4

Conjecture

If we have two consecutive prime numbers $p_{n}$ and $p_{n+1}$, and another arbitrary prime number $p_a$ such that $p_{n} < p_{n+1} < p^2_{a}$, then it follows that $p_{n+1} - p_{n} < p_{a} $.

Are there any known counter examples or reasons for this being true?

What is the name of this property or a similar one with respect to general sequences, (not necessarily the sequence of primes)?

Brad Graham
  • 1,171
  • 2
    $p_n=113$, $p_{n+1}=127$, $p_a=13$ is a counterexample and my gut feeling tells me there wouldn't be any others.

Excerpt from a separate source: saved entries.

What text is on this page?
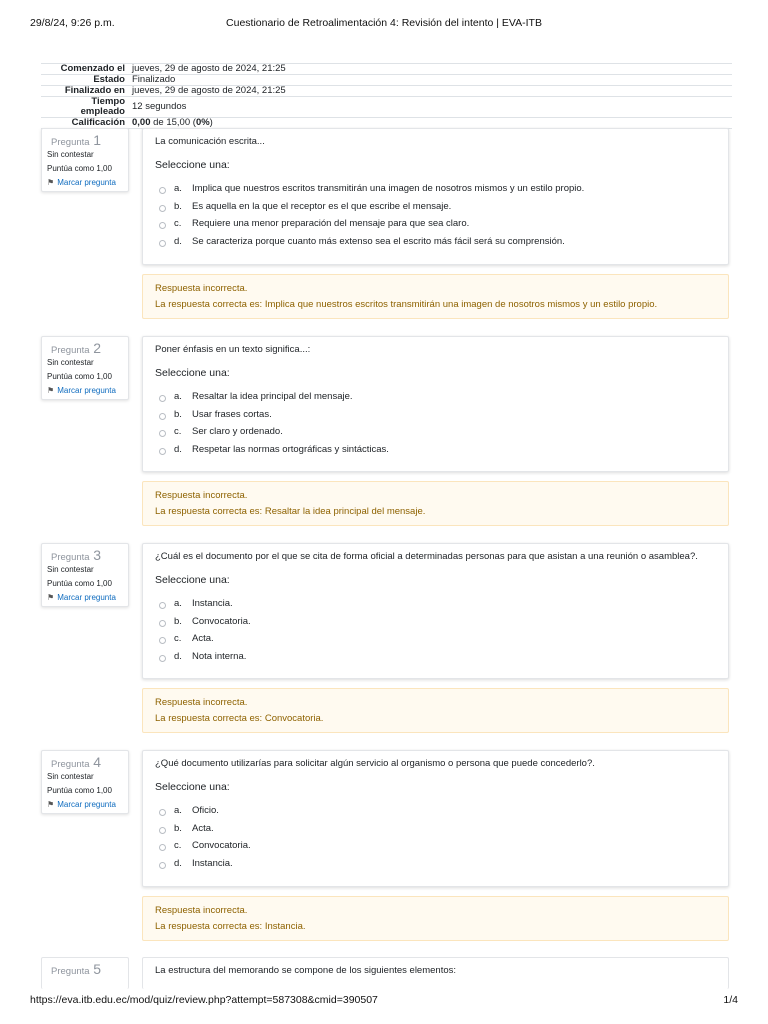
29/8/24, 9:26 p.m.	Cuestionario de Retroalimentación 4: Revisión del intento | EVA-ITB
Comenzado el	jueves, 29 de agosto de 2024, 21:25
Estado	Finalizado
Finalizado en	jueves, 29 de agosto de 2024, 21:25
Tiempo empleado	12 segundos
Calificación	0,00 de 15,00 (0%)
Pregunta 1
Sin contestar
Puntúa como 1,00
⚑ Marcar pregunta
La comunicación escrita...
Seleccione una:
a. Implica que nuestros escritos transmitirán una imagen de nosotros mismos y un estilo propio.
b. Es aquella en la que el receptor es el que escribe el mensaje.
c. Requiere una menor preparación del mensaje para que sea claro.
d. Se caracteriza porque cuanto más extenso sea el escrito más fácil será su comprensión.
Respuesta incorrecta.
La respuesta correcta es: Implica que nuestros escritos transmitirán una imagen de nosotros mismos y un estilo propio.
Pregunta 2
Sin contestar
Puntúa como 1,00
⚑ Marcar pregunta
Poner énfasis en un texto significa...:
Seleccione una:
a. Resaltar la idea principal del mensaje.
b. Usar frases cortas.
c. Ser claro y ordenado.
d. Respetar las normas ortográficas y sintácticas.
Respuesta incorrecta.
La respuesta correcta es: Resaltar la idea principal del mensaje.
Pregunta 3
Sin contestar
Puntúa como 1,00
⚑ Marcar pregunta
¿Cuál es el documento por el que se cita de forma oficial a determinadas personas para que asistan a una reunión o asamblea?.
Seleccione una:
a. Instancia.
b. Convocatoria.
c. Acta.
d. Nota interna.
Respuesta incorrecta.
La respuesta correcta es: Convocatoria.
Pregunta 4
Sin contestar
Puntúa como 1,00
⚑ Marcar pregunta
¿Qué documento utilizarías para solicitar algún servicio al organismo o persona que puede concederlo?.
Seleccione una:
a. Oficio.
b. Acta.
c. Convocatoria.
d. Instancia.
Respuesta incorrecta.
La respuesta correcta es: Instancia.
Pregunta 5	La estructura del memorando se compone de los siguientes elementos:
https://eva.itb.edu.ec/mod/quiz/review.php?attempt=587308&cmid=390507	1/4
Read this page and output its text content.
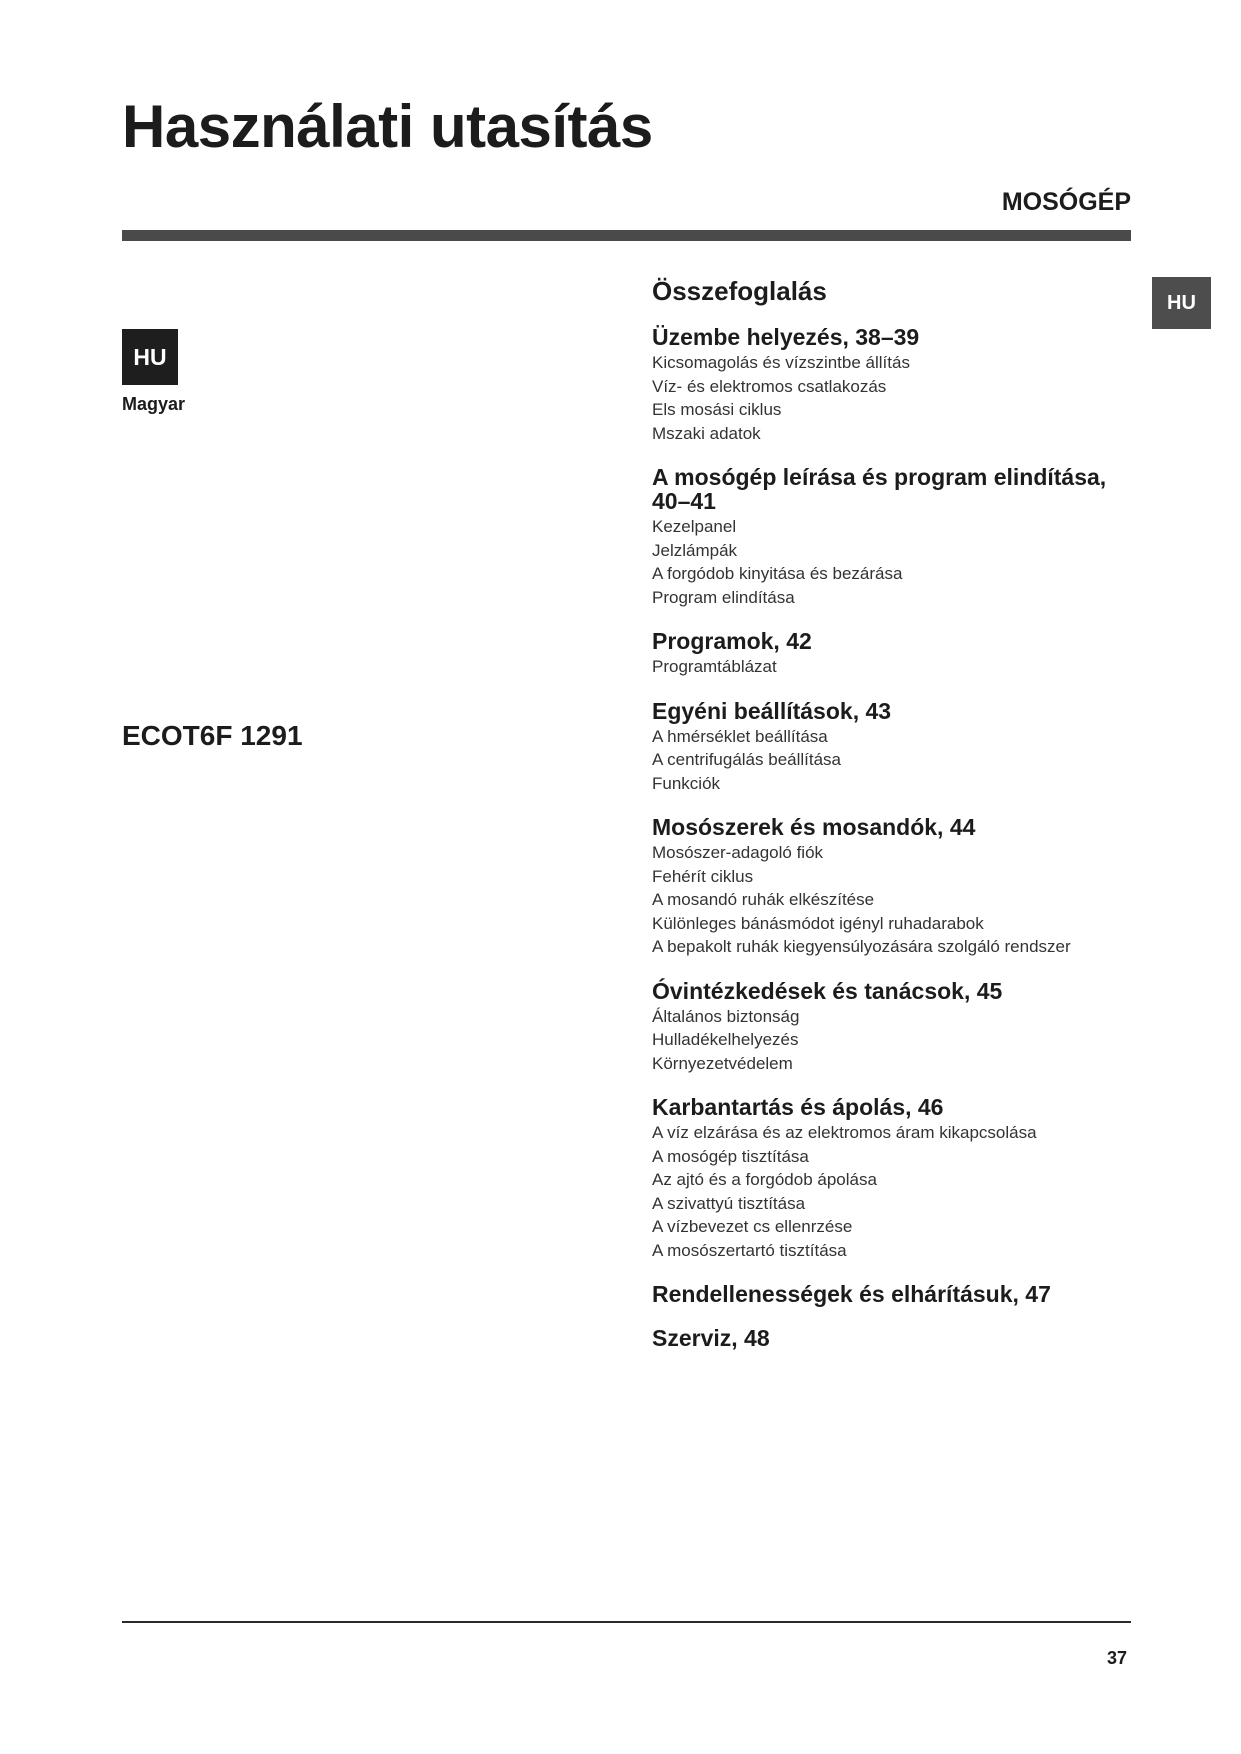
Használati utasítás
MOSÓGÉP
HU
HU
Magyar
ECOT6F 1291
Összefoglalás
Üzembe helyezés, 38–39
Kicsomagolás és vízszintbe állítás
Víz- és elektromos csatlakozás
Els mosási ciklus
Mszaki adatok
A mosógép leírása és program elindítása, 40–41
Kezelpanel
Jelzlámpák
A forgódob kinyitása és bezárása
Program elindítása
Programok, 42
Programtáblázat
Egyéni beállítások, 43
A hmérséklet beállítása
A centrifugálás beállítása
Funkciók
Mosószerek és mosandók, 44
Mosószer-adagoló fiók
Fehérít ciklus
A mosandó ruhák elkészítése
Különleges bánásmódot igényl ruhadarabok
A bepakolt ruhák kiegyensúlyozására szolgáló rendszer
Óvintézkedések és tanácsok, 45
Általános biztonság
Hulladékelhelyezés
Környezetvédelem
Karbantartás és ápolás, 46
A víz elzárása és az elektromos áram kikapcsolása
A mosógép tisztítása
Az ajtó és a forgódob ápolása
A szivattyú tisztítása
A vízbevezet cs ellenrzése
A mosószertartó tisztítása
Rendellenességek és elhárításuk, 47
Szerviz, 48
37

The Wikipedia entry on prime gaps provides quite a few conjectures, some of which are stronger than this one. – Peter Košinár Feb 24 '14 at 16:36
  • Are you familiar with Opperman's Conjecture on prime gaps, and related results? See also this question. – Bill Dubuque Feb 24 '14 at 16:48
  • No not really, I tend to "explore" without following reference material, but I probably should. So thanks for giving me a target topic to get up to grasp with. Thanks for the counter example Peter, 13 seems to be my unlucky number as it was also a counter example to another belief I had: link. PS. that was my question Bill! – Brad Graham Feb 24 '14 at 18:09

1 Answers1

2

Probably the only counterexample is (113, 127, 13) as pointed out by Peter Košinár. Such a gap would be larger than the square root of $p_{n+1}$ and so it is easy to check that there are no examples with $p_n<4\cdot10^{18}$ using existing tables of maximal prime gaps. If there is another example it must be a gap at least 46 million times the length of the average gap of at its size.